Mission hospital Pemangkat

The mission hospital at Pemangkat (West Kalimantan) was founded by the Roman Catholic congregation Franciscan Sisters of Etten. The hospital was established in 1933 in a small village in the estuarium of the Sambas river. It is situated north of Singkawang, right on the coast. Sambas is a self-governing Landscape with a capital of the same name in the department Singkawang, in the Residency Westerafdeeling van Borneo. Sambas has 68,500 inhabitants of whom 65 Europeans and almost 4,300 Chinese (Gonggryp 1934, 1264).

See Jan Willemsen, Van tentoonstelling naar wereldorganisatie, 94.
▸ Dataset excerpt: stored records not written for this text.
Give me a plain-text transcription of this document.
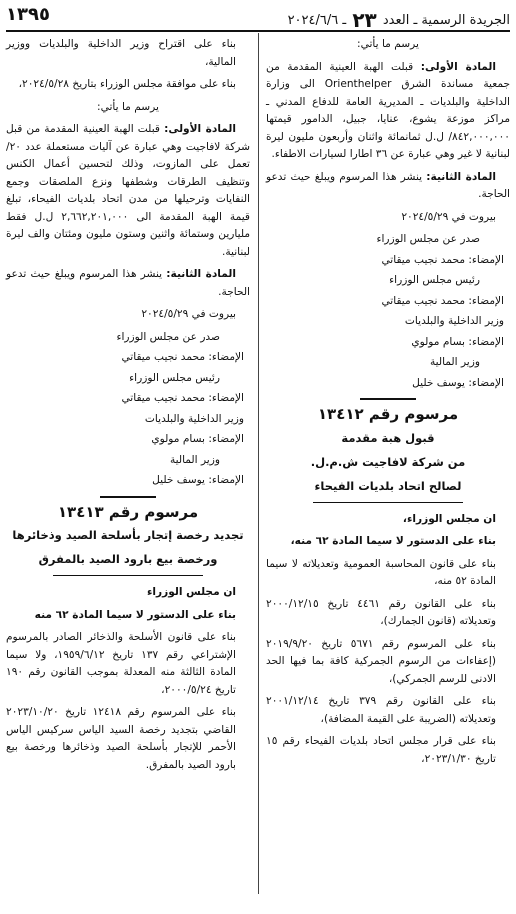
الجريدة الرسمية ـ العدد ٢٣ ـ ٢٠٢٤/٦/٦
١٣٩٥

يرسم ما يأتي:

المادة الأولى: قبلت الهبة العينية المقدمة من جمعية مساندة الشرق Orienthelper الى وزارة الداخلية والبلديات ـ المديرية العامة للدفاع المدني ـ مراكز موزعة يشوع، عنايا، جبيل، الدامور قيمتها ٨٤٢,٠٠٠,٠٠٠/ ل.ل ثمانمائة واثنان وأربعون مليون ليرة لبنانية لا غير وهي عبارة عن ٣٦ اطارا لسيارات الاطفاء.

المادة الثانية: ينشر هذا المرسوم ويبلغ حيث تدعو الحاجة.

بيروت في ٢٠٢٤/٥/٢٩

صدر عن مجلس الوزراء

الإمضاء: محمد نجيب ميقاتي

رئيس مجلس الوزراء

الإمضاء: محمد نجيب ميقاتي

وزير الداخلية والبلديات

الإمضاء: بسام مولوي

وزير المالية

الإمضاء: يوسف خليل

مرسوم رقم ١٣٤١٢

قبول هبة مقدمة

من شركة لافاجيت ش.م.ل.

لصالح اتحاد بلديات الفيحاء

ان مجلس الوزراء،

بناء على الدستور لا سيما المادة ٦٢ منه،

بناء على قانون المحاسبة العمومية وتعديلاته لا سيما المادة ٥٢ منه،

بناء على القانون رقم ٤٤٦١ تاريخ ٢٠٠٠/١٢/١٥ وتعديلاته (قانون الجمارك)،

بناء على المرسوم رقم ٥٦٧١ تاريخ ٢٠١٩/٩/٢٠ (إعفاءات من الرسوم الجمركية كافة بما فيها الحد الادنى للرسم الجمركي)،

بناء على القانون رقم ٣٧٩ تاريخ ٢٠٠١/١٢/١٤ وتعديلاته (الضريبة على القيمة المضافة)،

بناء على قرار مجلس اتحاد بلديات الفيحاء رقم ١٥ تاريخ ٢٠٢٣/١/٣٠،

بناء على اقتراح وزير الداخلية والبلديات ووزير المالية،

بناء على موافقة مجلس الوزراء بتاريخ ٢٠٢٤/٥/٢٨،

يرسم ما يأتي:

المادة الأولى: قبلت الهبة العينية المقدمة من قبل شركة لافاجيت وهي عبارة عن آليات مستعملة عدد ٢٠/ تعمل على المازوت، وذلك لتحسين أعمال الكنس وتنظيف الطرقات وشطفها ونزع الملصقات وجمع النفايات وترحيلها من مدن اتحاد بلديات الفيحاء، تبلغ قيمة الهبة المقدمة الى ٢,٦٦٢,٢٠١,٠٠٠ ل.ل فقط مليارين وستمائة واثنين وستون مليون ومئتان والف ليرة لبنانية.

المادة الثانية: ينشر هذا المرسوم ويبلغ حيث تدعو الحاجة.

بيروت في ٢٠٢٤/٥/٢٩

صدر عن مجلس الوزراء

الإمضاء: محمد نجيب ميقاتي

رئيس مجلس الوزراء

الإمضاء: محمد نجيب ميقاتي

وزير الداخلية والبلديات

الإمضاء: بسام مولوي

وزير المالية

الإمضاء: يوسف خليل

مرسوم رقم ١٣٤١٣

تجديد رخصة إتجار بأسلحة الصيد وذخائرها

ورخصة بيع بارود الصيد بالمفرق

ان مجلس الوزراء

بناء على الدستور لا سيما المادة ٦٢ منه

بناء على قانون الأسلحة والذخائر الصادر بالمرسوم الإشتراعي رقم ١٣٧ تاريخ ١٩٥٩/٦/١٢، ولا سيما المادة الثالثة منه المعدلة بموجب القانون رقم ١٩٠ تاريخ ٢٠٠٠/٥/٢٤،

بناء على المرسوم رقم ١٢٤١٨ تاريخ ٢٠٢٣/١٠/٢٠ القاضي بتجديد رخصة السيد الياس سركيس الياس الأحمر للإتجار بأسلحة الصيد وذخائرها ورخصة بيع بارود الصيد بالمفرق.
See Dutch Missionary Activities, 118-120. Interviews of missionary  workers, an oral history project of the Nijmegen University. KMM file 183 represents the interview with sister M.P. Graumand (Sister Aline). She was from 1936 to 1963 working in the district nursing and outpatient clinic of Sambas in the diocese Pontianak. Aa a nurse in an education congregation she had difficulties in adapting to the customs of the congregation. Besides she had no maternity nurses’notation and still had to do this type of work. She helped many patients and the capacity of polyclinic and hospital permanently grew, She tells about the diseases that were seen (yaws, malaria, navel tetanus) and thje primitive methods, the lack of hygiene with the people and about the different characteristics of the native groups (Malayans, Chinese, Dayaks, Madurese). She baptized many children, sometimes pretending to administer medicaments.